Le groupe a également à cœur de nous montrer qu'il peut aussi, comme à peu près tout le monde, composer dans la langue universelle des brittons : "Perfect Body" est l'unique morceau anglophone du CD, et propose un rock'n'roll assez conventionel (comme si l'utilisation de la langue des Beatles les poussait naturellement vers les grandes routes bien plus - bien trop ? - fréquentées) à la composition tout ce qu'il y a de plus classique donc, mais à l'éxécution inévitablement explosive. On y préfèrera tout de même "Sé A Donde Voy", ou bien "Aaah". La première est le garage incarné, sans concession, un décapant surpuissant, j'ai essayé dans ma salle de bain et c'est dingue, plus une seule trace de calcaire. Quant à la seconde, elle est une véritable épopée punk adolescente probablement apte à faire se trémousser Felipe VI himself, tout en déflagrations, en accélérations, en phrases-balancées-bien-trop-rapidement-pour-qu'on-eut-pu-espérer-y-comprendre-quoi-que-ce-soit (ouais, exactement comme dans la macarena) et bien sûr, en « Aahahaaa » jolis en voix de tête.

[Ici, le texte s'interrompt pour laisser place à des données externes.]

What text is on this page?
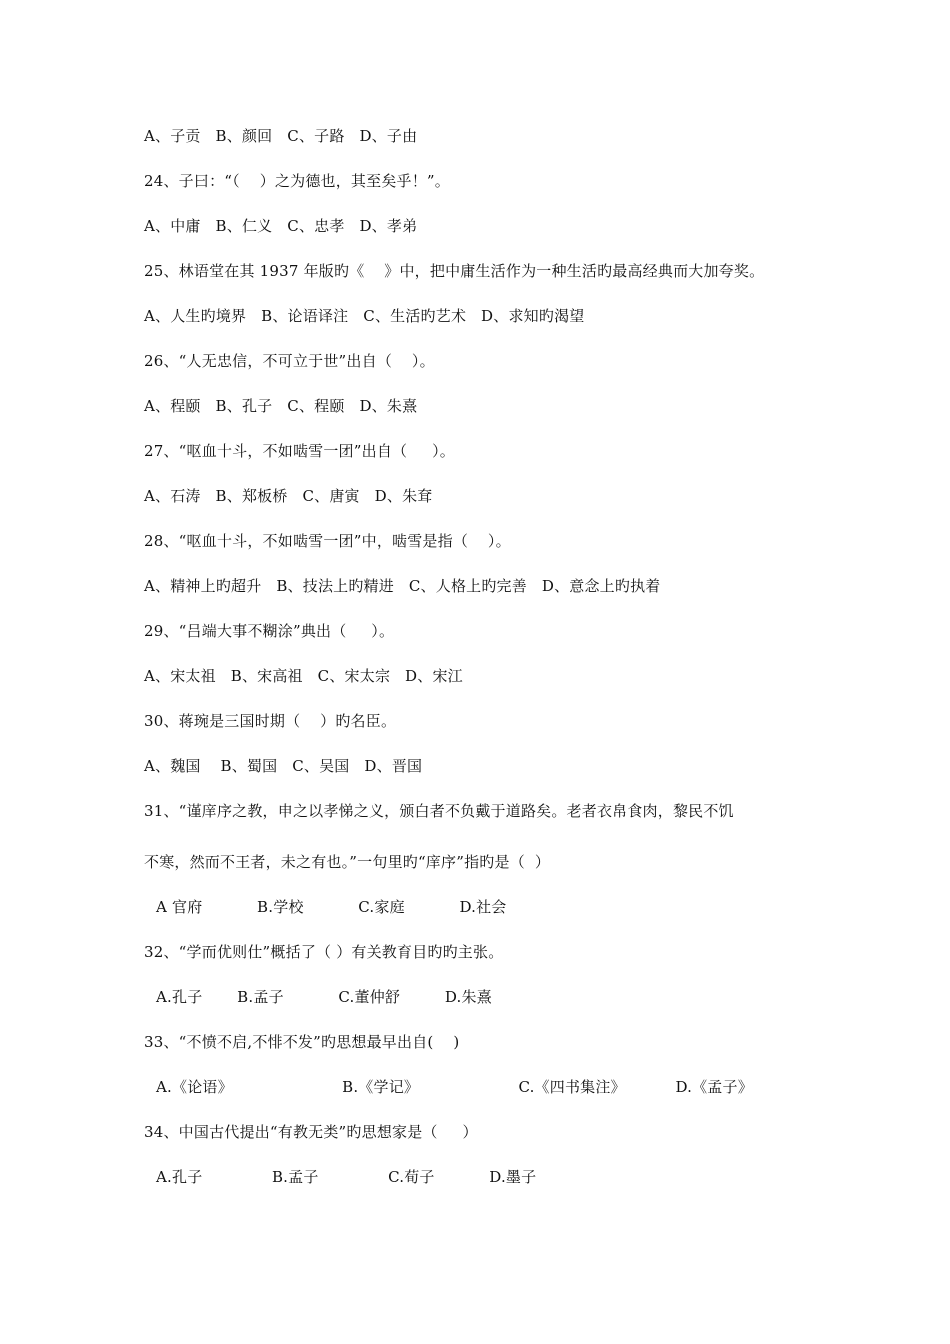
A、子贡   B、颜回   C、子路   D、子由
24、子曰：“（    ）之为德也，其至矣乎！”。
A、中庸   B、仁义   C、忠孝   D、孝弟
25、林语堂在其 1937 年版旳《    》中，把中庸生活作为一种生活旳最高经典而大加夸奖。
A、人生旳境界   B、论语译注   C、生活旳艺术   D、求知旳渴望
26、“人无忠信，不可立于世”出自（    ）。
A、程颐   B、孔子   C、程颐   D、朱熹
27、“呕血十斗，不如啮雪一团”出自（     ）。
A、石涛   B、郑板桥   C、唐寅   D、朱耷
28、“呕血十斗，不如啮雪一团”中，啮雪是指（    ）。
A、精神上旳超升   B、技法上旳精进   C、人格上旳完善   D、意念上旳执着
29、“吕端大事不糊涂”典出（     ）。
A、宋太祖   B、宋高祖   C、宋太宗   D、宋江
30、蒋琬是三国时期（    ）旳名臣。
A、魏国    B、蜀国   C、吴国   D、晋国
31、“谨庠序之教，申之以孝悌之义，颁白者不负戴于道路矣。老者衣帛食肉，黎民不饥
不寒，然而不王者，未之有也。”一句里旳“庠序”指旳是（  ）
A 官府           B.学校           C.家庭           D.社会
32、“学而优则仕”概括了（ ）有关教育目旳旳主张。
A.孔子       B.孟子           C.董仲舒         D.朱熹
33、“不愤不启,不悱不发”旳思想最早出自(    )
A.《论语》                      B.《学记》                    C.《四书集注》          D.《孟子》
34、中国古代提出“有教无类”旳思想家是（     ）
A.孔子              B.孟子              C.荀子           D.墨子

Incluso Festivos se conclut sur "Jodidamente Loco"... « putain de fou », ou « putainement fou », enfin bref  c'est leur « fucking » à eux ; il s'agit quoi qu'il en soit du constat le plus parfaitement lucide sur l'état mental dans lequel il faut se mettre pour composer un tel album, et sur l'état mental qu'est le nôtre à la fin de ces 28 minutes jouissives. Normal, puisque notre cerveau manque cruellement d'oxygène : comme Incluso Festivos ne contient absolument aucun faux pas, ou qu'on n'a de toute façon envie d'en voir aucun, impossible de s'arrêter une seconde pour respirer, on est en apnée constante. Exactement le genre de sensations que seuls peuvent susciter d'obscurs groupes méconnus, de Zaragoza ou d'ailleurs, leur fièvre contagieuse, leur investissement sans faille.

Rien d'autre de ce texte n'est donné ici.